![]() |
| Vivid chroma |
When I awoke this morning, there was a rhinocerial heaviness in the atmosphere. My body vibrated, keenly aware of damp cold moving in, that deep down, bone chilling kind of cold I don't like. Shivering, I rushed back inside to the warmth of my sweet, hot coffee, declarations of oaths falling from my mouth against the encroachment to which Old Man Winter is so now devoted. Funny, I muse, how our aging physical state actually alerts us to shifts in our climate.
The last few days, this sanctuary has been brimming over with vivid chroma and warming sunlight, brief windows in which to bask in the temperate days of autumn. Personal walks have been filled with glorious blue skies, punctuated by wispy clouds against backdrops of imperial colors.

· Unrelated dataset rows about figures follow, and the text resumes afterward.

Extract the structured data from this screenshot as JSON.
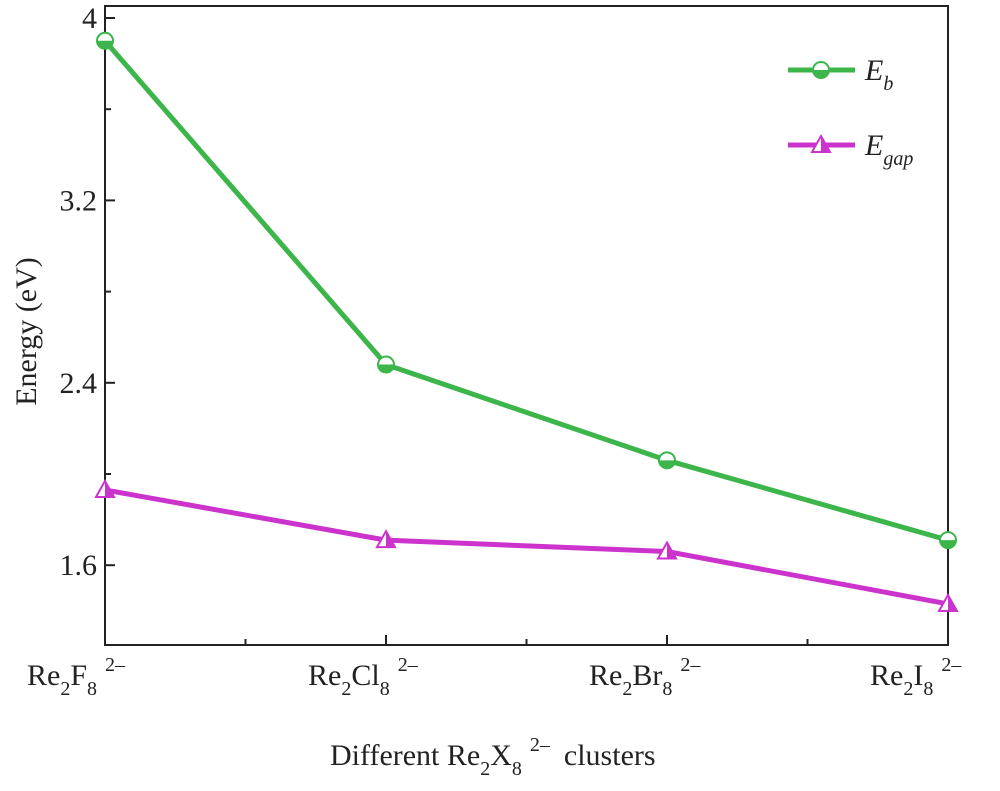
{
  "chart_data": {
    "type": "line",
    "categories": [
      [
        "Re",
        "2",
        "F",
        "8",
        "2–"
      ],
      [
        "Re",
        "2",
        "Cl",
        "8",
        "2–"
      ],
      [
        "Re",
        "2",
        "Br",
        "8",
        "2–"
      ],
      [
        "Re",
        "2",
        "I",
        "8",
        "2–"
      ]
    ],
    "xlabel": [
      "Different Re",
      "2",
      "X",
      "8",
      "2–",
      "clusters"
    ],
    "ylabel": "Energy (eV)",
    "series": [
      {
        "name": [
          "E",
          "b"
        ],
        "color": "#3cb54a",
        "marker": "circle",
        "values": [
          3.9,
          2.48,
          2.06,
          1.71
        ]
      },
      {
        "name": [
          "E",
          "gap"
        ],
        "color": "#cc33cc",
        "marker": "triangle",
        "values": [
          1.93,
          1.71,
          1.66,
          1.43
        ]
      }
    ],
    "ylim": [
      1.25,
      4.0
    ],
    "yticks": [
      1.6,
      2.4,
      3.2,
      4.0
    ],
    "yminorticks": [
      2.0,
      2.8,
      3.6
    ],
    "legend": "upper right"
  }
}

I now find myself bracing for the permutation that will have most of us here hunkering down against the brash, wetness being slung in our faces. The attendant reds and golds, once so vibrant, against that glacial expanse, will fade into indeterminate shades of blacks and browns, reminders that daily life is going to ground, to sleep, to rest, to wait upon the next revival.
That rain, however little or much, will initiate the process of cleaning and removal. Taking with it bits of the old and dirty until the landscape sits frighteningly barren, a slick canvas upon which father winter will be licensed to employ his artistic visions.
As a child, I loved the rain. Its clean smell brought a quiet joy to my soul. Grow up along the Gulf Coast, and witness the rain come down in waves, drops arrayed like hoochie coochie dancers, in line after line, cavorting mystically from one end of the bay to the next.
Grow up along that coast, and inevitably you'll come to testify of the gawd awful misery of too much when hurricanes roll through, bringing with them inexplicable acts of annihilation.
Rain. Intrinsically and unrelentingly alluring, its elemental power to nourish requires our genuflection. Its primordial ability for destruction demands our obeisance. At its axiomatic core, rain's very essence, heralds change.
A light breath of wet kisses my cheek. I close my window. Change, it seems, is here.